C’est bien connu: Amiens est désormais un havre de démocratie, exfiltrée avec courage de l’obscurantisme autocratique par une municipalité bienfaitrice. Le maire et son équipe tendent quotidiennement l’oreille aux souhaits de leurs administrés et gèrent, avec eux, une ville dont le mot « concertons » est devenu la nouvelle devise
Ce beau petit scénario a souffert, une nouvelle fois.
Le 28 juin dernier, la mairie décide d’attribuer à la Fédération des commerçants du centre-ville l’occupation du domaine public le 3 octobre. Autrement dit, l’organisation de la réderie d’automne. Seulement voilà : cette manifestation d’ampleur a été créée et assurée avec succès depuis 50 ans par l’Association des commerçants du quartier des Halles (ACQH), et cette dernière n’entend pas se laisser dessaisir aussi facilement d’une telle source de revenus. Direction donc le tribunal administratif qui, le 7 septembre dernier, donne raison à l’ACQH en ces termes : « la décision de la mairie d’Amiens n’a pas été prise dans le but d’une meilleure utilisation du domaine public mais en vue de favoriser la Fédération des Commerçants du centre-ville, ce qui constitue un doute sérieux quant à la légalité de ladite décision. » Du favoritisme, à l’heure de la raison au pouvoir… La Municipalité, humiliée, a donc été contrainte de rétrocéder les droits d’occupation à l’ACQH, qui n’en conservera pas moins une aigreur extrême à son égard, pour assurer la tenue de la manifestation. Le discours officiel de la mairie, qui consistait à opposer l’attitude des méchants commerçants égoïstes des Halles à celle des gentils représentants du bien-être commun, s’est par la suite fait plus discret.

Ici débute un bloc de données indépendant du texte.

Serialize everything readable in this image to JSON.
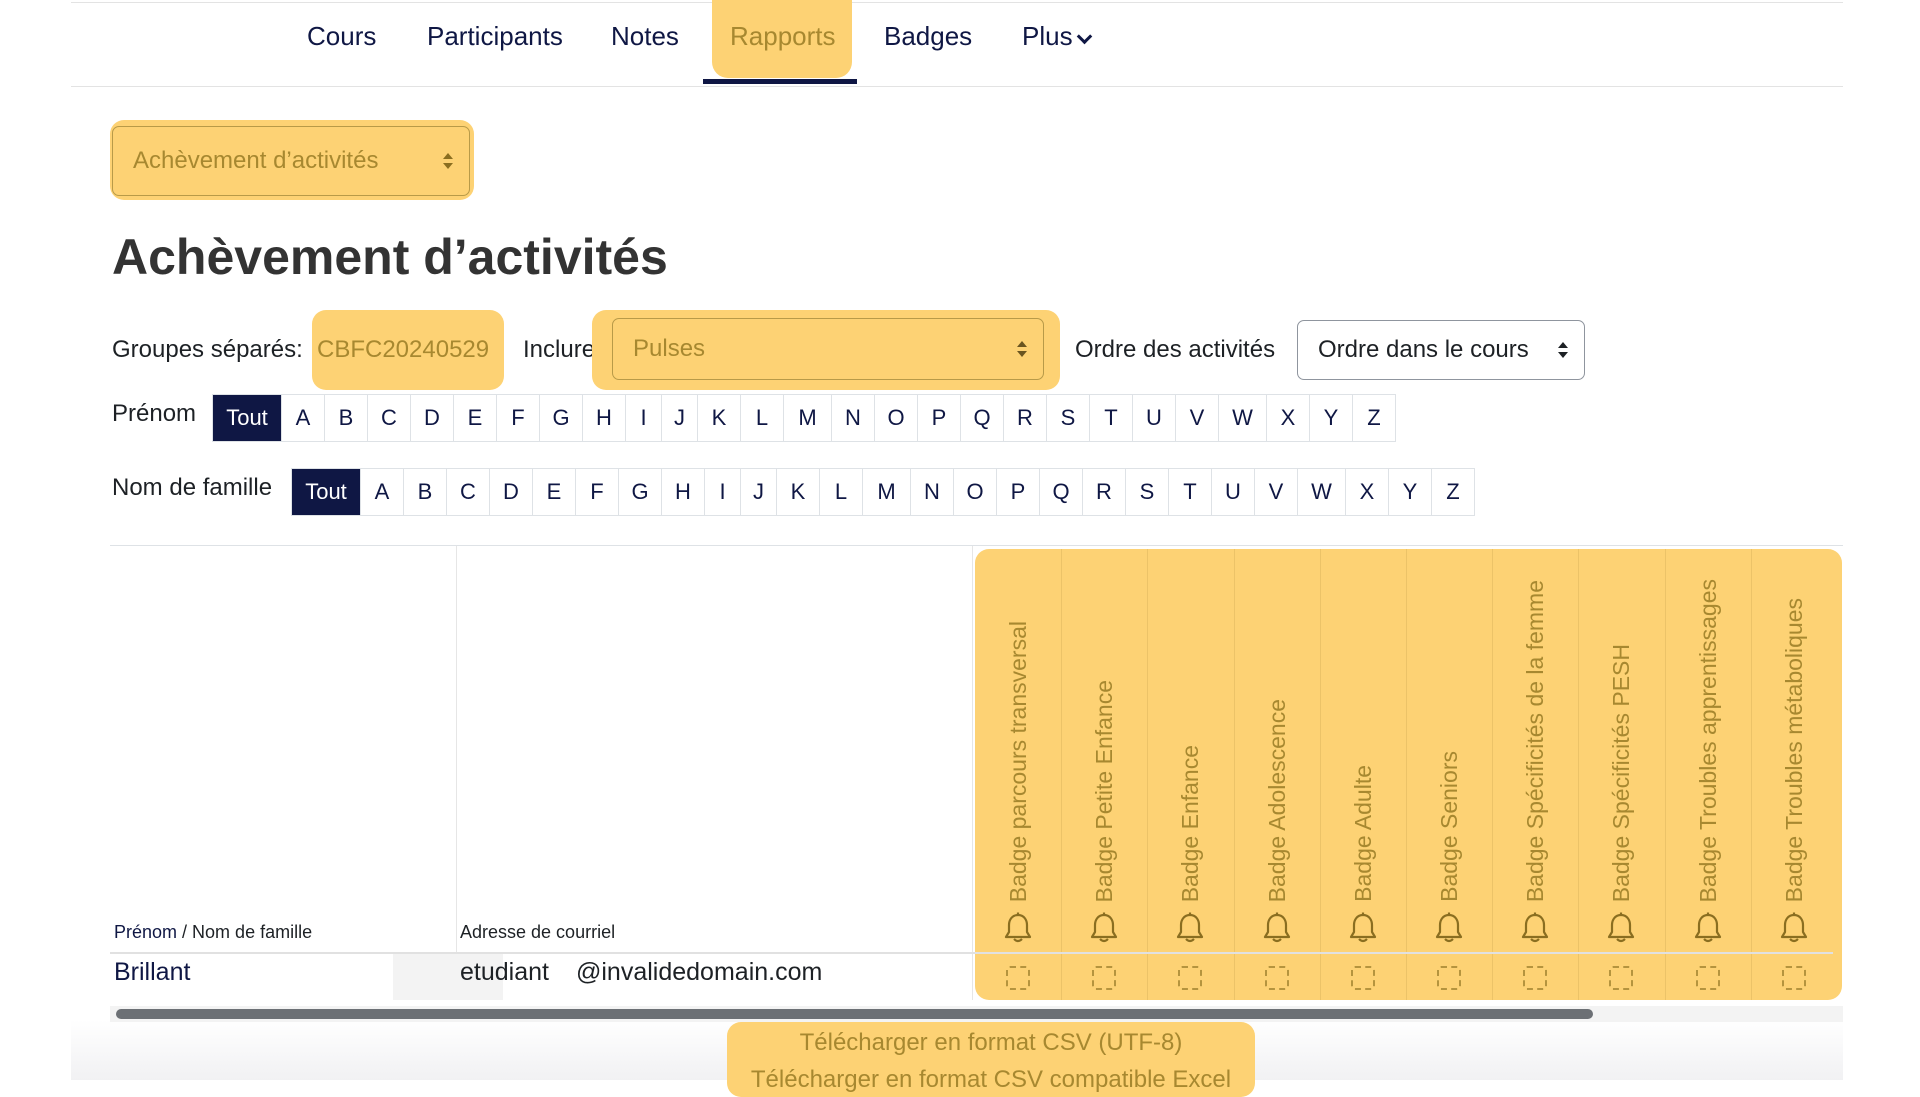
{
  "nav": {
    "items": [
      "Cours",
      "Participants",
      "Notes",
      "Rapports",
      "Badges",
      "Plus"
    ],
    "active": "Rapports"
  },
  "report_select": {
    "value": "Achèvement d’activités"
  },
  "page_title": "Achèvement d’activités",
  "filters": {
    "groups_label": "Groupes séparés:",
    "group_value": "CBFC20240529",
    "include_label": "Inclure",
    "include_value": "Pulses",
    "order_label": "Ordre des activités",
    "order_value": "Ordre dans le cours"
  },
  "initials": {
    "firstname_label": "Prénom",
    "lastname_label": "Nom de famille",
    "all_label": "Tout",
    "letters": [
      "A",
      "B",
      "C",
      "D",
      "E",
      "F",
      "G",
      "H",
      "I",
      "J",
      "K",
      "L",
      "M",
      "N",
      "O",
      "P",
      "Q",
      "R",
      "S",
      "T",
      "U",
      "V",
      "W",
      "X",
      "Y",
      "Z"
    ]
  },
  "table": {
    "header_firstname": "Prénom",
    "header_separator": " / ",
    "header_lastname": "Nom de famille",
    "header_email": "Adresse de courriel",
    "badges": [
      "Badge parcours transversal",
      "Badge Petite Enfance",
      "Badge Enfance",
      "Badge Adolescence",
      "Badge Adulte",
      "Badge Seniors",
      "Badge Spécificités de la femme",
      "Badge Spécificités PESH",
      "Badge Troubles apprentissages",
      "Badge Troubles métaboliques"
    ],
    "rows": [
      {
        "firstname": "Brillant",
        "email_user": "etudiant",
        "email_domain": "@invalidedomain.com"
      }
    ]
  },
  "downloads": {
    "csv_utf8": "Télécharger en format CSV (UTF-8)",
    "csv_excel": "Télécharger en format CSV compatible Excel"
  },
  "colors": {
    "navy": "#0f1744",
    "highlight": "#fdd274",
    "highlight_text": "#a78830"
  }
}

Si la mairie évoque à l’envi les termes de « concertation » ou de « démocratie locale », elle n’en donne opportunément aucune définition. Or, il est toujours plus aisé de débattre au sein d’une assemblée dont on a choisi les membres. Un commerçant de la galerie des Jaccobins explique ainsi son rapprochement avec la Fédération : « je n’étais pas au départ un fanatique de la fédération, mais c’est, de toute façon, la condition sine qua non pour dialoguer avec la Ville qui souhaitait un seul interlocuteur » (Courrier Picard, 4 septembre, l’article ici). La mairie a donc tracé une ligne pour tenter de délimiter ses soutiens et courtisans de ses détracteurs. Conséquence : des tensions de plus en plus vives entre commerçants se font jour, l’épisode de la réderie en étant la plus parfaite illustration.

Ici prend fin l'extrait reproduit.